Argentinien: Bildungsgerechtigkeit mit deutscher Hilfe
Der Lateinamerika-Beauftragte
der Deutschen Bischofskonferenz, Bischof Franz-Josef Overbeck, gibt Entwarnung zur
diesjährigen Weihnachtskollekte des kirchlichen Hilfswerks Adveniat. Befürchtungen
um Einbußen bei der Spendenbereitschaft im Zuge der Causa Tebartz in Limburg hätten
sich glücklicherweise nicht bewahrheitet, sagte Overbeck am Donnerstag im WDR. Er
berief sich dabei auf Aussagen aus Pfarreien und aus der Adveniat-Geschäftsstelle
in Essen. Mit der Weihnachtskollekte bestreitet Adveniat einen Großteil seiner Einnahmen.

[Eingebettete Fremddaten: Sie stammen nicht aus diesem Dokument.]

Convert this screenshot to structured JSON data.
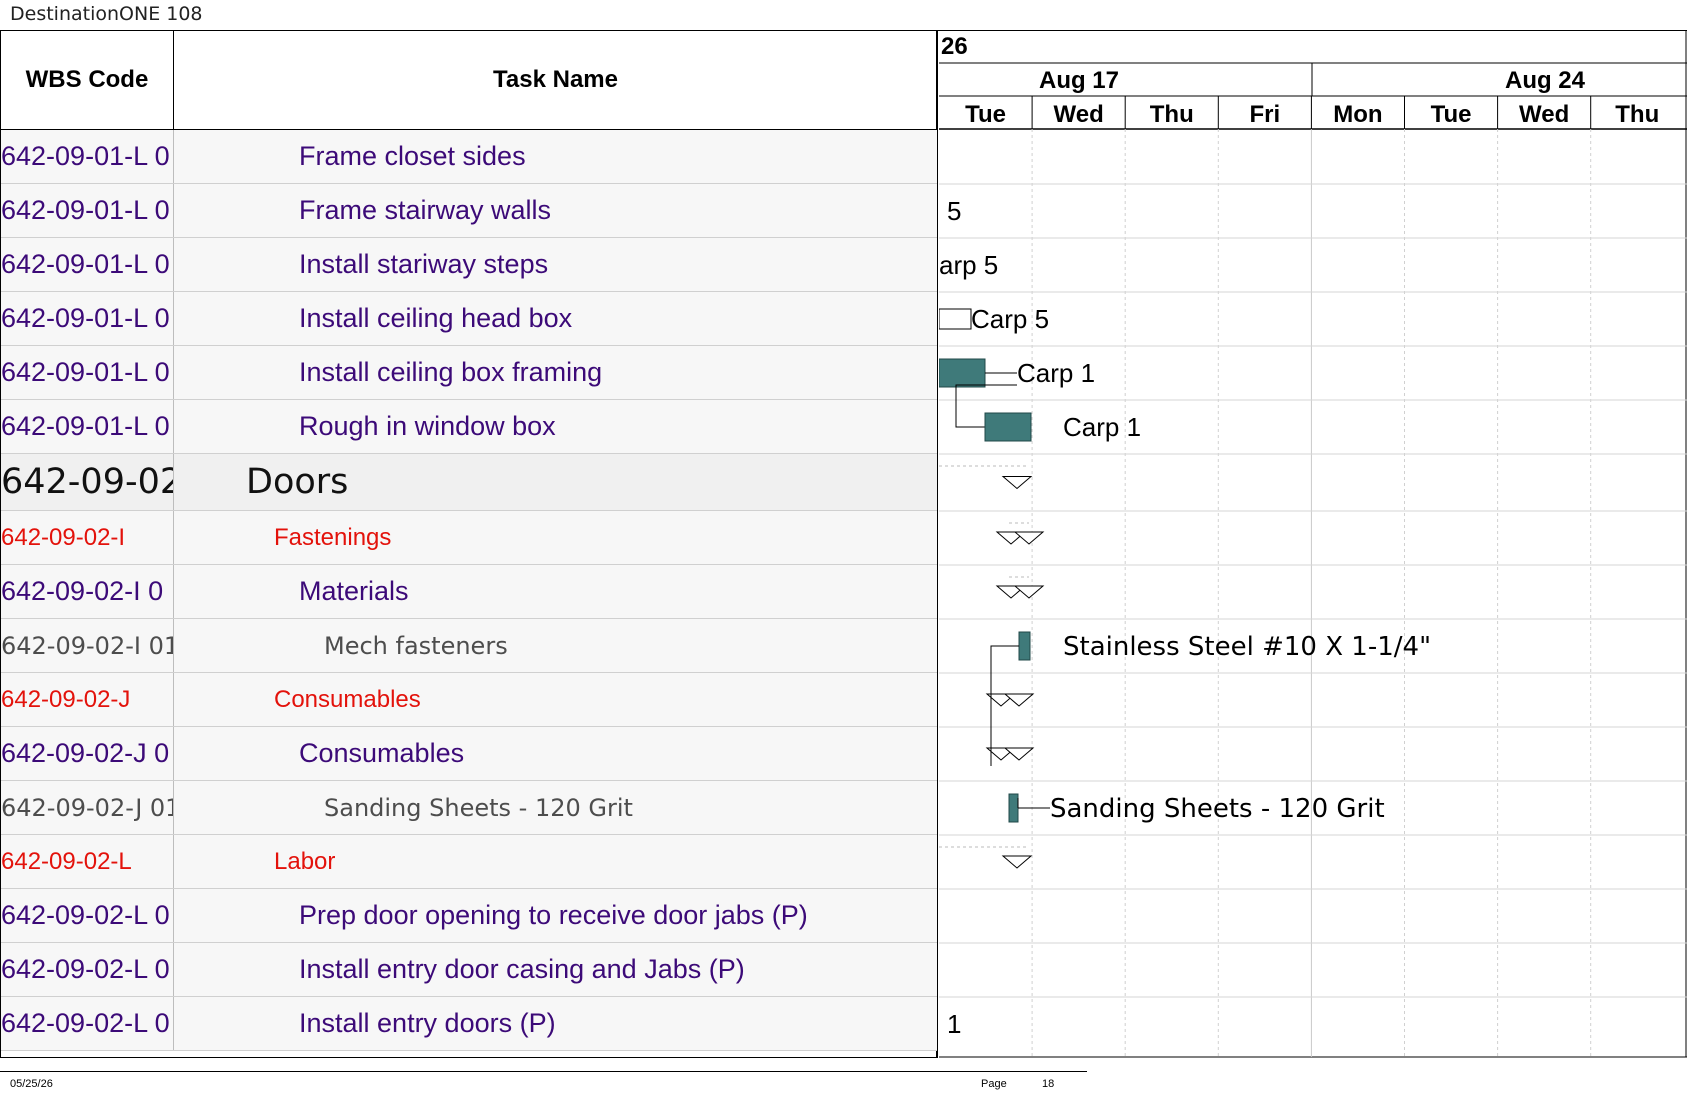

Im Mittelpunkt der Jahresaktion 2013 stand das Thema „Bildung" als ein wichtiger Schlüssel
zur Armutsbekämpfung.
Jesuitenpater Fernando Montes, Rektor der Universität
Alberto Hurtado in Santiago de Chile, ist dankbar für diese Hilfe, besonders in Sachen
Bildung. Das Thema Bildungsgerechtigkeit sei auch heute noch eines der wichtigsten
Themen des Landes.
„In den letzten 40 Jahren hat sich Chile sehr stark entwickelt.
Die Regierung Pinochet hat ihr Schwergewicht auf den wirtschaftlichen Fortschritt
gelegt. Daraus ergaben sich Probleme, zu Beispiel die Ungerechtigkeit in der Bildung
und im sozialen Wesen. Es gibt viel Ungleichheit in Chile. Heute brauchen wir Bildung,
die das Land gerechter und gleicher macht. Dazu gehört, dass es für alle, von allen
Schichten gratis Bildungszugang geben muss und es muss besonders für die Armen eine
bessere Qualität der Bildung geben, das bedeutet für mich Gleichheit in der Bildung.

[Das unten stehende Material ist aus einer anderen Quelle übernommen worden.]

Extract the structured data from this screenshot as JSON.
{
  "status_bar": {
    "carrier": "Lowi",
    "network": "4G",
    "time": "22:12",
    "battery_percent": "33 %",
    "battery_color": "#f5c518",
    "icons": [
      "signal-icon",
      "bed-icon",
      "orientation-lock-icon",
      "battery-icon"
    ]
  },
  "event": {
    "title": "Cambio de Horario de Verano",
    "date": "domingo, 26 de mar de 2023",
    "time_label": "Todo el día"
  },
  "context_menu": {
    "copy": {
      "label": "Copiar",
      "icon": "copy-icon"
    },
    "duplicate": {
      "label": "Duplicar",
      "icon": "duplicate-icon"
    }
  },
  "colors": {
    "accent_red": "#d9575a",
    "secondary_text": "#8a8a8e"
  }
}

Chile kann nicht modern werden und sich nicht entwickeln, wenn es sich nur ökonomisch,
und nicht auch menschlich weiterentwickelt.“
Bildungsfragen sind
Zukunftsfragen
Er setze hier viel Hoffnung auf die neue Regierung unter
der zum zweiten Mal ins Amt gewählten Präsidentin Michelle Bachelet. Aber auch konkret
in seiner Hochschule würden sich die Probleme bemerkbar machen, besonders in den Protesten,
die in den vergangenen Jahren immer wieder das Land erschüttert hätten.
„Die
Studenten haben das Wort ergriffen, sie sind die wichtigsten Handelnden heute im sozialen
Leben. Es gibt eine von Studenten getragene Sozialbewegung. Vor allem wünschen sie
sich Qualität und Kostenfreiheit. Das Problem daran ist, dass sie das sehr bald wünschen.

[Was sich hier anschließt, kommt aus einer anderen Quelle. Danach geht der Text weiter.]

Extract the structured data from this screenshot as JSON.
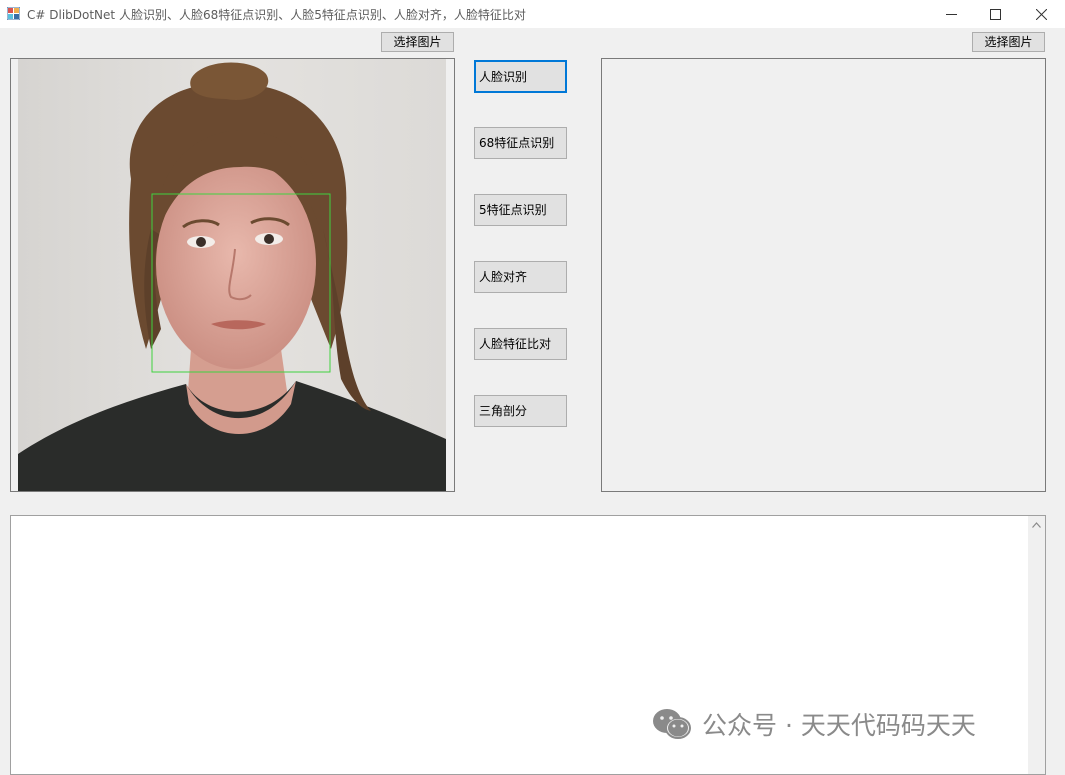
{
  "window": {
    "title": "C# DlibDotNet 人脸识别、人脸68特征点识别、人脸5特征点识别、人脸对齐，人脸特征比对",
    "minimize_icon": "minimize-icon",
    "maximize_icon": "maximize-icon",
    "close_icon": "close-icon"
  },
  "left_panel": {
    "select_button": "选择图片",
    "image_description": "portrait photo",
    "face_box_color": "#3fd23f"
  },
  "right_panel": {
    "select_button": "选择图片"
  },
  "actions": {
    "face_detect": "人脸识别",
    "landmarks_68": "68特征点识别",
    "landmarks_5": "5特征点识别",
    "face_align": "人脸对齐",
    "face_compare": "人脸特征比对",
    "triangulation": "三角剖分"
  },
  "output": {
    "value": ""
  },
  "watermark": {
    "text": "公众号 · 天天代码码天天",
    "icon": "wechat-icon"
  },
  "colors": {
    "accent": "#0078d7",
    "background": "#f0f0f0"
  }
}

Das was sie fordern ist gerecht – Qualität, und Gleichheit, also Gerechtigkeit. Wir
müssen jedoch ganz unten anfangen, in der Grundbildung für die Kleinsten, um später
die sozialen Unterschiede zu vermeiden, die wir heute in der höheren Bildung antreffen,
in der Universität.“
Dabei stellt das Bildungssystem des Landes eine besondere
Herausforderung dar, so Pater Montes.
„Es gibt ein großes Problem in Chile
und zwar, dass viele Universitäten in Chile als Geschäft betrieben werden, als wirtschaftliches
Geschäft und Investitionsanlage. Meist sind die Besitzer der Universitäten nordamerikanische
große Firmen und die Studenten in Chile fordern heute, dass es, dass die Universitäten,
wieder den Chilenen gehören und dass es so eine gerechtere Bildung für alle geben
kann.“
Die weltoffene Vision der deutschen Kirche
Adveniat
stellt Kontakt zwischen den Kontinenten her, aber auch darüber hinaus gibt es Partnerschaften
und Verbindungen, persönlicher Art, als Pfarrei oder als Bistum. Das sind eminent
wichtige Beziehungen, betont der Jesuit.
„Dazu habe ich zwei Punkte. Und
zwar einmal hat die deutsche Kirche eine sehr umfassende weltoffene Vision und hat
einen guten Blick auf die Kirche in Chile – einen besseren Blick als viele andere
Kirchen. Und sie hat ein Bewusstsein, dass sie den ärmsten Kirchen helfen muss. Dieses
Bewusstsein der deutschen Kirche zeigt sich deutlich seit 1950 und war sehr wichtig.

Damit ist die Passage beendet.